Tuesday, 26 April 2016

An Anonymous Archaeologist Afraid to tell metal Detectorist What is What

Afraid of metal detectorists?
There is a nicely-written article in the Guardian about being an archaeologist (Anonymous, 'The secret life of an archaeologist: soil in your sandwiches and sexism on sites' The Guardian Monday 25 April 2016). The author mentions artefact hunters: 
Equally, metal detectorists can be the stuff of nightmares when on a dig. Those acting as treasure hunters, operating without a licence, digging under the cover of night, are not likely to be keeping detailed records. Once an object is removed from a site, it loses its context and its informative value is decreased to almost nil, depending on the artefact. When someone walks onto site uninvited with a bag of artefacts your heart just sinks and you have to bite your tongue. 
The illegal chaps are unlikely to be the ones venturing onto a dig with an orange Sainsbury's carrier bag full of loose hoiked finds (the only reason they might be there perhaps is to scout the place out and see if it'd be worth risking a nocturnal visit there too). What she's talking about here is the other kind, the ones that are supposed to be archaeology's (potential) partners,  the non-nighthawking type (the so-called 'responsible" ones). All the expensive 'outreach' by well-meaning but misguided archaeologists is wasted if these folk are still coming to archaeologists with "a bag of artefacts"  - so, loose objects divorced from context and associations without individual bagging and labelling with findspots. Twenty years of 'outreach' has not produced the intended result. But why on earth is this person "biting their tongue" and not doing some proper outreach? What is the matter with British(/Irish?) archaeologists these days that they are afraid to say 'boo to a goose'? Or has 'dealing with metal detectorists' become in the archaeological mentality something that only the PAS have to endure to relieve others of the bother?

Hat tip Nigel Swift

Just one of the 233 comments under the original article referred to the 'metal detecting interlude' - but also totally misses the point, preferring to interpret what she is saying as archaeological standoffishness:
gez_smith 25 Apr 2016 16:13 "When someone walks onto site uninvited with a bag of artefacts your heart just sinks" Or how about looking at it as it really is, a detectorist is helpfully trying to share information with you? Nighthawks who strip sites and people who think detecting is 'treasure hunting' should definitely be stopped, but some of us detectorists record all our finds (which only come from context disturbed plough soil anyway) to 10 figure grid references, conserve them carefully, store them to archaeological standard and record them dilligently with PAS. You could encourage detectorists you meet to become more like that you know. The blanket 'all detectorists are bad' attitude of archaeologists stinks, and needs to stop. 
He cannot see how what is being described is not "helpful", the artefact hunter is taking for themself  and a loose bag of finds or a no-matter-how-many-figure NGR in some central database is absolutely no mitigation of the damage done. This goes also for selectively stripping out random diagnostic (collectable) material from a surface assemblage.  Note the de rigeur 'we are not all nighthawks' argument, it'd be refreshing to see a metal detectorist who does not trot this one out every time they put finger to keyboard.
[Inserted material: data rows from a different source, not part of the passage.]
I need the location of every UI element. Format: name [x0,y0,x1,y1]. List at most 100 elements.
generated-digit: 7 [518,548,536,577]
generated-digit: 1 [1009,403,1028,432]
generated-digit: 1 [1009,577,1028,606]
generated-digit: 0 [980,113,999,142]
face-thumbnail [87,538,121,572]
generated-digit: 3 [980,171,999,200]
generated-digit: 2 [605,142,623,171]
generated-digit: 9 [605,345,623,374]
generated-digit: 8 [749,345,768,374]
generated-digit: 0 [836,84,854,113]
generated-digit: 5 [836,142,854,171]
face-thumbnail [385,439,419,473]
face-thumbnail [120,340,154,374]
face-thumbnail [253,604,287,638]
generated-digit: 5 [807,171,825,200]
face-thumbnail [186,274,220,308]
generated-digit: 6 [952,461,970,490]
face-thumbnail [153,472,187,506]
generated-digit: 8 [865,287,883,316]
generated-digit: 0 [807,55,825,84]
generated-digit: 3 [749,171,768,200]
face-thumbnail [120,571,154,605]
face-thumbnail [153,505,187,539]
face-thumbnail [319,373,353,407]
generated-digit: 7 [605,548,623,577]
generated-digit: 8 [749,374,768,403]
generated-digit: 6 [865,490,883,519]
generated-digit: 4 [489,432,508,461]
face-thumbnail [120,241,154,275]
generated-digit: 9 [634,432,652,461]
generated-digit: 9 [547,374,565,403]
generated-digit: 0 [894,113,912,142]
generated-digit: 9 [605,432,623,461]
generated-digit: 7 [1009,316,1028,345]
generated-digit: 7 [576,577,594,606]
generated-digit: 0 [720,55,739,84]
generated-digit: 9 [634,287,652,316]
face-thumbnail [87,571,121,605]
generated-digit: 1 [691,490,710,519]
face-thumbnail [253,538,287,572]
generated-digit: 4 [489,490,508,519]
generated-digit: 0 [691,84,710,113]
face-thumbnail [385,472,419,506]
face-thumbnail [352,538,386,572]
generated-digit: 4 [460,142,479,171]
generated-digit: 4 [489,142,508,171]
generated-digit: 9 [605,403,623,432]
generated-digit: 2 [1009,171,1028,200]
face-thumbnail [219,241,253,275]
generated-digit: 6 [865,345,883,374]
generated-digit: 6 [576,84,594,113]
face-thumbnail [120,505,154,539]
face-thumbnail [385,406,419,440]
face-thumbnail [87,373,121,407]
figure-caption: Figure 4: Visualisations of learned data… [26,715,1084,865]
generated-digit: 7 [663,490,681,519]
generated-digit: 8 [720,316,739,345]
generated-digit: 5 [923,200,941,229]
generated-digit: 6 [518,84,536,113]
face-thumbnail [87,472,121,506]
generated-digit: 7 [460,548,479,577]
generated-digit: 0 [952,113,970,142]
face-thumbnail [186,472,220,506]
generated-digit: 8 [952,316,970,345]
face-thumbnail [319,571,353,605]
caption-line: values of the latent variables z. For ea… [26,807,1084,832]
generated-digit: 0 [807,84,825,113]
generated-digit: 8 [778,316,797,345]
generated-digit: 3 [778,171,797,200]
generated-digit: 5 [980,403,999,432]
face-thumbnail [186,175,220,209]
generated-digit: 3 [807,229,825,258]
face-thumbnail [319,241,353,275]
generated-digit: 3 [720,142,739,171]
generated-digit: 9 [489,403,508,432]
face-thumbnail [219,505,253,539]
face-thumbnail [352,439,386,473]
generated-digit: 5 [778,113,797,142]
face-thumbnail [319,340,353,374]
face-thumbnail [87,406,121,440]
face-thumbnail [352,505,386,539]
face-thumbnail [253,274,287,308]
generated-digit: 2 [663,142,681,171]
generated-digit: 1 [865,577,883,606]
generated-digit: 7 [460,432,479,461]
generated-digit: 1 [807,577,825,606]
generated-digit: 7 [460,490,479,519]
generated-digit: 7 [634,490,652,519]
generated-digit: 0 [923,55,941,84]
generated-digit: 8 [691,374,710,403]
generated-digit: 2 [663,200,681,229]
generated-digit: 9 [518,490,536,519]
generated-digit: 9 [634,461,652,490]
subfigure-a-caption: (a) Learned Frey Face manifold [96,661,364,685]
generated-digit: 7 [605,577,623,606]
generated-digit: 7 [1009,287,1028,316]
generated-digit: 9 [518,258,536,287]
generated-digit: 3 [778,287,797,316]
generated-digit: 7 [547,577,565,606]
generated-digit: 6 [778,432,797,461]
What is worth noting is that none of the other comments under this article (so far) are not from enlightened metal detectorists expressing annoyance that a metal detectorist is ripping stuff out of the ground and curating it like that and by taking it to the archaeologist in that state is bringing the hobby into disrepute just as much as the nighthawks mentioned in the previous part of the extracted fragment.